The interim report from Lord Carter's Digital Britain project has proposed a review of media ownership regulation by the Office of Fair Trading and the communications regulator, Ofcom. The union has expressed concern that severe damage could be done to quality journalism if companies are allowed to further consolidate ownership of media outlets.
Jeremy Dear, NUJ General Secretary, said:
"Whilst, on the one hand, the government talks about the importance of plurality in the media, on the other it is considering a relaxation of the very rules that protect it.
"Politicians must take care not to allow policy to be dictated by media owners who have shown scant interest in investing in the editorial resources needed for quality journalism.
"Last year, regional press companies argued against BBC involvement in local video because they said it would stop them investing. Then, with the potential competition seen off, they pushed on with massive cost cutting programmes that are resulting in journalists' jobs being slashed and the quality of local media damaged.
"It's vital for the government to look for solutions to support local media that will enhance the quality of journalism available, rather than simply allowing existing owners to wreak their damage on a larger scale."
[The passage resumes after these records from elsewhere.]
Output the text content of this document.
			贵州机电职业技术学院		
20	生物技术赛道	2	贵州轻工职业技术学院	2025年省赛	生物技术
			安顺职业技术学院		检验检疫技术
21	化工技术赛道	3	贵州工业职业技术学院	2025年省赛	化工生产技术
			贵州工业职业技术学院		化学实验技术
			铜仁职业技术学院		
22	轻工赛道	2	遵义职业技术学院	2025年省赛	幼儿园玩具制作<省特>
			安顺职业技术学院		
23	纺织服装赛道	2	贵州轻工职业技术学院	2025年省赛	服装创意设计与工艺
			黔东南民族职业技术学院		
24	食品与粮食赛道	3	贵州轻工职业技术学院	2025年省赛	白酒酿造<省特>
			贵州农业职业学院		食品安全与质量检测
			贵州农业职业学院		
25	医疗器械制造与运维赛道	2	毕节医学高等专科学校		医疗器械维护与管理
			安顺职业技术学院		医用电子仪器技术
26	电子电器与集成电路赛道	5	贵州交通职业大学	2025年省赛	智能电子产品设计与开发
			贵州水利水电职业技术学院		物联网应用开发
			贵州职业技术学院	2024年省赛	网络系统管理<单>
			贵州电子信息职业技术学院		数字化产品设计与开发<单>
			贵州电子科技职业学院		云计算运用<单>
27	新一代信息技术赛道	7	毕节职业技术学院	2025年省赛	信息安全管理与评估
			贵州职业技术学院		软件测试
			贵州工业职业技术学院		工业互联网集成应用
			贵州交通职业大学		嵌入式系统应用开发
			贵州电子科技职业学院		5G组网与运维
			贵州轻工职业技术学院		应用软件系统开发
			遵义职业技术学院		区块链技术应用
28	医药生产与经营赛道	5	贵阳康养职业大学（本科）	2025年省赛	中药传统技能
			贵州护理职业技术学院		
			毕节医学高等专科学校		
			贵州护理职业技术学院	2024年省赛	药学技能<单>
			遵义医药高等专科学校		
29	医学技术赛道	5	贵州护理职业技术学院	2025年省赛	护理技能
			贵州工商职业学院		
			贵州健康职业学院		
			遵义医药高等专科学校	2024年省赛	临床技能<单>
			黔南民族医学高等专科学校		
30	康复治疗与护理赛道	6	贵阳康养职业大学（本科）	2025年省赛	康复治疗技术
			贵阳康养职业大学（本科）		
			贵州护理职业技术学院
The NUJ's jobs summit on Saturday vowed to organise a lobby of the UK parliament to highlight the dangers posed by cutbacks in the industry.
Despite concerns around changes to media ownership rules, the union has welcomed the emphasis in the report on defending copyright holders against piracy.
Speaking about proposed initiatives to offer greater protection to the owners of creative rights, Jeremy Dear added:
"We would be very interested in meeting with ministers and civil servants to explore these ideas further. Anything that can be done to ensure the people creating content get a fair deal for their work has to be welcomed."